Too many of us have passively accepted the situation as being beyond our control. Medical care in America could use a dose of moral outrage. It would be best for all if it was self-administered."
It is not going to happen. Richard Epstein's work on simple rules highlights a key point. As we deal with larger groups, the rules need to become simpler and more explicit. All sorts of parties are now part of the health care delivery systems, with almost 1 in five dollars of the economy involved in health care delivery. Physicians do not control this, not by any stretch and even if there could be some consensus among doctors that a common vision as to what is ethical vs not ethical could be reached, there is no way this could be imposed on the broader health economy. There is no way the consensus could be reached anyway.

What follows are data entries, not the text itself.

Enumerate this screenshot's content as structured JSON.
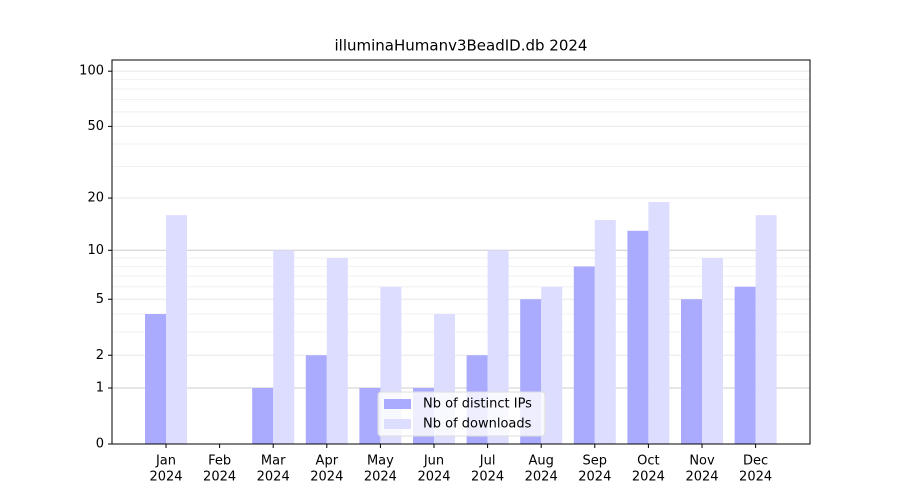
{
  "chart_data": {
    "type": "bar",
    "title": "illuminaHumanv3BeadID.db 2024",
    "categories": [
      [
        "Jan",
        "2024"
      ],
      [
        "Feb",
        "2024"
      ],
      [
        "Mar",
        "2024"
      ],
      [
        "Apr",
        "2024"
      ],
      [
        "May",
        "2024"
      ],
      [
        "Jun",
        "2024"
      ],
      [
        "Jul",
        "2024"
      ],
      [
        "Aug",
        "2024"
      ],
      [
        "Sep",
        "2024"
      ],
      [
        "Oct",
        "2024"
      ],
      [
        "Nov",
        "2024"
      ],
      [
        "Dec",
        "2024"
      ]
    ],
    "series": [
      {
        "name": "Nb of distinct IPs",
        "color": "#aaaaff",
        "values": [
          4,
          0,
          1,
          2,
          1,
          1,
          2,
          5,
          8,
          13,
          5,
          6
        ]
      },
      {
        "name": "Nb of downloads",
        "color": "#ddddff",
        "values": [
          16,
          0,
          10,
          9,
          6,
          4,
          10,
          6,
          15,
          19,
          9,
          16
        ]
      }
    ],
    "yscale": "log1p",
    "ylim": [
      0,
      115
    ],
    "yticks": [
      0,
      1,
      2,
      5,
      10,
      20,
      50,
      100
    ],
    "minor_grid": [
      3,
      4,
      6,
      7,
      8,
      9,
      30,
      40,
      60,
      70,
      80,
      90
    ],
    "grid": true,
    "legend": "lower center"
  }
}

We could try to resort to rule of experts. This idea was floated by Plato in form of philosopher kings, based upon the assumption that the public was too stupid to know what they should want. I won't contest that people may make bad choices, in matters relating to their health as well as other important matters. However, any attempt to delegate those decisions as a default to other expert parties runs into the self interest principle. Just look at the RUC. 

Indignance makes one feel good and self righteous. It might muster political forces which might harness this to guess what...further their own self interest. Who can look out for the interest of patients best? Patients empowered with information, their own financial resources, and incentives to spend them wisely. I can be pretty certain they would NOT spend their own money the way it is being spent now. That should be reassuring.